Organized crime

Mocro Maffia, the Dutch mafia shedding blood on Amsterdam's streets

This organization is the main suspect in the shooting of journalist Peter R. de Vries

Dutch journalist Peter R. de Vries, during a conference last month
3 min

SabadellThe Dutch journalist Peter R. de Vries has been in a struggle between life-and-death since he was shot five times, including once in the head, on a street in central Amsterdam on Tuesday afternoon. Police are holding two suspects (including the perpetrator of the attack), but have not yet released their identities. In any case, all eyes are on the Mocro Maffia, a group of criminal organizations that base their business on drug trafficking (especially cocaine) and that in recent years had been the target of De Vries' journalistic investigations. These gangs, mainly made up of people of Moroccan origin, have their epicentre in the port of Rotterdam (through which they import the substances that they then distribute in Europe) and operate above all in the Netherlands and Belgium, but their tentacles reach Latin America and also the Costa del Sol, one of the traditional entry points for drugs in Europe.

At the head of the main Mocro Maffia clan, known as the Angels of Death is Ridouan Taghi, a man with dual Dutch and Moroccan nationality who, before his arrest in Dubai in 2019, was considered the most wanted criminal in the Netherlands. Taghi is on trial for his alleged involvement in 11 murders, including that of lawyer Derk Wiersum, who was shot in September 2019 as he was leaving his home in Amsterdam. Wiersum was the legal representative of Nabil B., a repentant member of the Mocro Maffia who had agreed to testify against Taghi and had thus become a key player in the trial. Two years earlier, Nabil B.'s brother, who had no links to organised crime, had also been shot in the head and killed.

De Vries also has a very close relationship with Nabil B.: he was his "person of trust", a legal figure aimed at advising a person during a judicial process and making him a spokesperson. In 2019, the journalist had revealed that his name appeared on Taghi's blacklist as a person to be eliminated, even though the alleged criminal denied it. "I am not afraid, but Nabil's brother and his former lawyer were killed, so it is better not to get hysterical thinking that something could happen. It's part of the job", De Vries told the Dutch magazine Vrij Nederland.

More than one hundred victims

The Mocro Maffia (named by Dutch writer Marijn Schrijver in a book of the same name about these gangs published in 2014) began operating during the 1990s, but it was from 2012 that it consolidated its power. That year, the theft of a shipment of 200 kilos of cocaine in the Belgian port of Antwerp was the origin of a confrontation between gangs that spilt blood in Amsterdam and other Dutch cities and did not decrease in intensity until 2017, when the Taghi's rise began.
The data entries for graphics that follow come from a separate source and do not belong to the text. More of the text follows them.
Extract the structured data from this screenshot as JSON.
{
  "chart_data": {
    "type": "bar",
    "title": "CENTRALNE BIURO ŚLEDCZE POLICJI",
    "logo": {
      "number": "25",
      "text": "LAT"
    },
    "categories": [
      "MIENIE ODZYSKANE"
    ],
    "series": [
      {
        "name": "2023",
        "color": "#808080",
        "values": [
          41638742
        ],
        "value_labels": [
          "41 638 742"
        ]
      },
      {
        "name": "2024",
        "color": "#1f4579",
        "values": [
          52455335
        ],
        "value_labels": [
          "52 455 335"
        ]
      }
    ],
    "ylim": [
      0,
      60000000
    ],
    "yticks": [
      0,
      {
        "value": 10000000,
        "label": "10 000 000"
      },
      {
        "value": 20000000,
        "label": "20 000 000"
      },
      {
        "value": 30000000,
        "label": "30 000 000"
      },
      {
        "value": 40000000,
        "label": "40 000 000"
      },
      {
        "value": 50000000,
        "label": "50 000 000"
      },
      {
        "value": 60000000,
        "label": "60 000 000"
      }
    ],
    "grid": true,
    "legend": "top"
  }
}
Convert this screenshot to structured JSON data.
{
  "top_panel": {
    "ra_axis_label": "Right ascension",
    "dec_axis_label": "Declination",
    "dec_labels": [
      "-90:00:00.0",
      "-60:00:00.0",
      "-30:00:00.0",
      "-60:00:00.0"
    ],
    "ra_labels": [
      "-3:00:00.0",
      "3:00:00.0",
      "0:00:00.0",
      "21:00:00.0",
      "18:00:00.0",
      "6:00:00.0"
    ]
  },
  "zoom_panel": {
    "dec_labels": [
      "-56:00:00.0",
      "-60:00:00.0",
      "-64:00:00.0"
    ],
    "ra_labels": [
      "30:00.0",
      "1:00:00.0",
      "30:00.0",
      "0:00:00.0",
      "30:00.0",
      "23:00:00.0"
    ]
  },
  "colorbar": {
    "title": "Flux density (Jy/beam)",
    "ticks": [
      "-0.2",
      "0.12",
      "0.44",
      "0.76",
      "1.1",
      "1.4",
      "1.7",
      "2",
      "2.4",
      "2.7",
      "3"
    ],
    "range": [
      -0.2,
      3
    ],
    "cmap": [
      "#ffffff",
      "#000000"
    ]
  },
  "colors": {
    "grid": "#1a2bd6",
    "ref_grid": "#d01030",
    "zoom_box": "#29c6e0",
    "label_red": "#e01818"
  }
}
The death toll of this war (which crossed borders and even reached Barcelona, where there was a murder linked to the Mocro Maffia in July 2018) exceeds one hundred, and includes some innocent people who were killed by mistake. One of the most gruesome episodes of this battle was the appearance of a decapitated head outside a bar in central Amsterdam.

The seriousness of the situation was reflected in a report that the Dutch National Police Union sent to the country's Congress in 2018 in which it warned that the Netherlands had "many traits of a narco-state". "Petty drug criminals are transformed into wealthy entrepreneurs in the hotel, real estate and recreational market. Drug trafficking is proliferating and with the current [police] forces only one in nine criminal groups in the sector can be arrested", the document said.

A year later, the situation had not improved. "We have, without a doubt, the characteristics of a narco-state", said the President of the police union, Jan Struijs told the BBC–. We are not Mexico, of course. We don't have 14,400 murders. But if you look at the infrastructure, the amount of money coming in from organized crime and the parallel economy, yes, we have a narco-state.

The Heineken Hijacking

The Mocro Maffia has so far been the latest target of 64-year-old Peter R. de Vries, but his long career as an investigative journalist had already led him to confront other organized criminal groups, in this case of Dutch origin, known as the penose. The most emblematic case was the 1983 kidnapping of businessman Freddy Heineken, President and main shareholder of the brewing company founded by his grandfather and bearing his surname. De Vries published several articles on the case for the newspaper De Telegraaf. He wrote two books and even managed to track down one of the perpetrators of the kidnapping, who had fled to Paraguay, and bring him to justice. In 2014, another of the kidnappers, Willem Holleeder, one of the country's most notorious criminals, was convicted of threatening De Vries, who had collaborated in the investigation of the five murders he was accused of, including that of his former friend, brother-in-law and partner in the Heineken kidnapping, Cor van Hout. Holleeder was sentenced to life imprisonment for these deaths.

The journalist became very popular in the Netherlands thanks to the television programme Peter R. de Vries, misdaadverslaggever [crime reporter], which aired between 1995 and 2012 and investigated crime cases.